Some have argued that overly focusing on abortion care networks and communities detracts from demanding things from the state (that is, our right to abortion codified into law), but as Latin American activists have shown, we cannot do one without the other. We cannot counterpose the building of mass movements for legalization and the building of independent infrastructures that provide direct material and affective support. The idea that somehow we will be able to do the former without talking about the specificities of abortion and without engaging with and helping people seeking abortions is a failing strategy.
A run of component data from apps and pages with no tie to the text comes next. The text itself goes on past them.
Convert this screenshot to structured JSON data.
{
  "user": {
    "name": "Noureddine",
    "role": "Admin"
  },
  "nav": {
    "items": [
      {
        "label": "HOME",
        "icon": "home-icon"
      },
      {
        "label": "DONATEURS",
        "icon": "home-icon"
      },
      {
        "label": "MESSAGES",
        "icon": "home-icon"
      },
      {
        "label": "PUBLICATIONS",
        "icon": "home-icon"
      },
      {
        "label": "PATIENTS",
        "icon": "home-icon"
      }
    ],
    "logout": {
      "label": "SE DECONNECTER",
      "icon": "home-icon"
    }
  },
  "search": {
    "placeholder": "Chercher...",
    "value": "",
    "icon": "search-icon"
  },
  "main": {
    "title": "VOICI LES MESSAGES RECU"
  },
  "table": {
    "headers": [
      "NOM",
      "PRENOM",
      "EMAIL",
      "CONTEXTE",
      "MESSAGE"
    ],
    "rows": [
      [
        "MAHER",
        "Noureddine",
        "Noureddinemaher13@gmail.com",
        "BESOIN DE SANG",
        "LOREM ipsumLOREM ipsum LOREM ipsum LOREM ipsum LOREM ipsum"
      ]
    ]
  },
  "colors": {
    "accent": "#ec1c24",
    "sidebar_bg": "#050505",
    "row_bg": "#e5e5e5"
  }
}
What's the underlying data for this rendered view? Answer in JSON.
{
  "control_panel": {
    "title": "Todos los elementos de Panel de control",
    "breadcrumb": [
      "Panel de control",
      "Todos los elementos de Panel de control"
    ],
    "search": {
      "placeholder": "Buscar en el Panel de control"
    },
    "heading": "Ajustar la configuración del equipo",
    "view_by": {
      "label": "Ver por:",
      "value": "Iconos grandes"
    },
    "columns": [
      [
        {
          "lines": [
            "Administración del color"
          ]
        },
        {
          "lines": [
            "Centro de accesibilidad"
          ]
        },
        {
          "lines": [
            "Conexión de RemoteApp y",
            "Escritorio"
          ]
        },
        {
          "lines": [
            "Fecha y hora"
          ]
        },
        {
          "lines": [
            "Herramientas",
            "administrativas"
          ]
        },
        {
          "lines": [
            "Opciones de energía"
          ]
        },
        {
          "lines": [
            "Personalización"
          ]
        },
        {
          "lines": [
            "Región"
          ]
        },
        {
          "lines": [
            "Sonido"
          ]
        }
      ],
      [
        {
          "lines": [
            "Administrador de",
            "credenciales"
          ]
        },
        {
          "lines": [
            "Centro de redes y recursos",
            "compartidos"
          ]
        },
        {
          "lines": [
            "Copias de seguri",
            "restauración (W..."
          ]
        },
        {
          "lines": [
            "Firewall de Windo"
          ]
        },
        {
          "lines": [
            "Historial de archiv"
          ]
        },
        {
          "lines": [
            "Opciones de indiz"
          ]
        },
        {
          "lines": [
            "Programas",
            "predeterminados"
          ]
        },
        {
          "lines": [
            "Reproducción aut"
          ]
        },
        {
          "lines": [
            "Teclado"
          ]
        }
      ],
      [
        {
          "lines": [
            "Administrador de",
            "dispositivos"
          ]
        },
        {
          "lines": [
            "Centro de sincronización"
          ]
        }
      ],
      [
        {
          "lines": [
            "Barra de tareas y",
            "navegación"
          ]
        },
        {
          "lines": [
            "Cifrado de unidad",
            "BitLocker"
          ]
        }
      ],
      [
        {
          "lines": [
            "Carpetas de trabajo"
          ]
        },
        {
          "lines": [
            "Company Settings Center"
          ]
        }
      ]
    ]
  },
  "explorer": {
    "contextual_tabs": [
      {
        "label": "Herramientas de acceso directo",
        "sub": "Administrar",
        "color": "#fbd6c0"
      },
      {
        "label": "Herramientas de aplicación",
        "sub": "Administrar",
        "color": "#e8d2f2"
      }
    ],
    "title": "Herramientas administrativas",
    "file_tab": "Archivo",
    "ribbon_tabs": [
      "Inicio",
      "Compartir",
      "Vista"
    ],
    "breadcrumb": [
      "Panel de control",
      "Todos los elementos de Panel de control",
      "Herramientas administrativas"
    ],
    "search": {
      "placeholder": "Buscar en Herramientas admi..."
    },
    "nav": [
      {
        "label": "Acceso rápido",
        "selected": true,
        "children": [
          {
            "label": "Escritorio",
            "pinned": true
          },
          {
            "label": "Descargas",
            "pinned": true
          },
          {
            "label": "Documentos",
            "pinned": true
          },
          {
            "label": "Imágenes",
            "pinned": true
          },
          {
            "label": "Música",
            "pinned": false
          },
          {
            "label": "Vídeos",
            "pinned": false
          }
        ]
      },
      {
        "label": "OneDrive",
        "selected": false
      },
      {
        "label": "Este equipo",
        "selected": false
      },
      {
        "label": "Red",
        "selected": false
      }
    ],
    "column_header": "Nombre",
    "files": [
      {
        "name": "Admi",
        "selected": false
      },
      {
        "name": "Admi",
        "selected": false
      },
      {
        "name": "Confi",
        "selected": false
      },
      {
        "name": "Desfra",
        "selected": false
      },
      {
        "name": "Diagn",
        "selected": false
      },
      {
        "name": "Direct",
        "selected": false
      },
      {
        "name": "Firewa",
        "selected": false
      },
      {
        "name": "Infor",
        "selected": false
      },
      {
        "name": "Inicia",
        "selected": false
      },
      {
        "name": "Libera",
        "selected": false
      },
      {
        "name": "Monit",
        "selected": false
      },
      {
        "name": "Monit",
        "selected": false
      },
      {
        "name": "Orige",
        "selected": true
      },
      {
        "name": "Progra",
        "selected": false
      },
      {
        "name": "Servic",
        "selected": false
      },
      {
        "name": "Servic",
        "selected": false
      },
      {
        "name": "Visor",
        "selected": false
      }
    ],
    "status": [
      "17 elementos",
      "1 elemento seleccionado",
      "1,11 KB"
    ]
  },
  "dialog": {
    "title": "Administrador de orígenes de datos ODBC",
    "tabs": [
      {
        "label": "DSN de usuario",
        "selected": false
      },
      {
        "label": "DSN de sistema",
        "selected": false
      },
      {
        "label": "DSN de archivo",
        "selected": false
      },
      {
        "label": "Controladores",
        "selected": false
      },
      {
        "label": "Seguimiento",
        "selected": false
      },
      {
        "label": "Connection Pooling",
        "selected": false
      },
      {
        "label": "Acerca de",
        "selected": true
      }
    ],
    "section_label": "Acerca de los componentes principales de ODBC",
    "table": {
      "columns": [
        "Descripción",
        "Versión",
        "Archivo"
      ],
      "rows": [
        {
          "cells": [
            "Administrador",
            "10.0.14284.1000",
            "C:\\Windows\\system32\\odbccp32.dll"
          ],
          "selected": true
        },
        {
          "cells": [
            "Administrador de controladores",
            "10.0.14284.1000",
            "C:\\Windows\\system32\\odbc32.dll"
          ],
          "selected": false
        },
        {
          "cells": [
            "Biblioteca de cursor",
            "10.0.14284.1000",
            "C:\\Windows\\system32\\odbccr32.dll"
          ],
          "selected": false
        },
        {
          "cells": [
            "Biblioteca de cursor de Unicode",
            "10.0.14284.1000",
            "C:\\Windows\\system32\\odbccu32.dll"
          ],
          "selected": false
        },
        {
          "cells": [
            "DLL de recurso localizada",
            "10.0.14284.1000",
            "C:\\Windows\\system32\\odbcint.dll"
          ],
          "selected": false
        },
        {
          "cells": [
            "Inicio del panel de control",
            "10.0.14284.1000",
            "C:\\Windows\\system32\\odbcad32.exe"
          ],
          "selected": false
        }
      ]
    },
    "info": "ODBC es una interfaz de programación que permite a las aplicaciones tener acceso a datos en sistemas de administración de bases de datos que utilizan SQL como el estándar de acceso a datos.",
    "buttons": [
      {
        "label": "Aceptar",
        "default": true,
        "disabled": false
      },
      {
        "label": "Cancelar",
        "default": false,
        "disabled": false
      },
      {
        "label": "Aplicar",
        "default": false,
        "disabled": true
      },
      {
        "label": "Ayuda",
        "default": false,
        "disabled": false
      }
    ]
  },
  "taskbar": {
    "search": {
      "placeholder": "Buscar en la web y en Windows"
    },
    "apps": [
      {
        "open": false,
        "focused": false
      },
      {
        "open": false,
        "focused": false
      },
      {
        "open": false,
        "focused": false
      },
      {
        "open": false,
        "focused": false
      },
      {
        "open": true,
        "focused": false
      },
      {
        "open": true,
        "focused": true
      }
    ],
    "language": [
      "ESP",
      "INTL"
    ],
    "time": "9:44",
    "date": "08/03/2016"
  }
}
People join the movement and their ideas change through personal experience and collective struggle; their horizons about what is possible are raised. Colonialism, white supremacy, gendered violence, medical and criminal institutions, and all systems of oppression have come together to rip the most integral events of life—pregnancy, abortion, death—from our control and our care, and then turned around to convince us that they should be handled by “experts,” by not-us. We’re taking them back. Our ancestral ways of knowing, our legacies of care, our history are the future.15This is a paraphrase and expansion of the title of a book by Nick Estes, Our History Is the Future: Standing Rock Versus the Dakota Access Pipeline, and the Long Tradition of Indigenous Resistance (New York: Verso Books, 2019).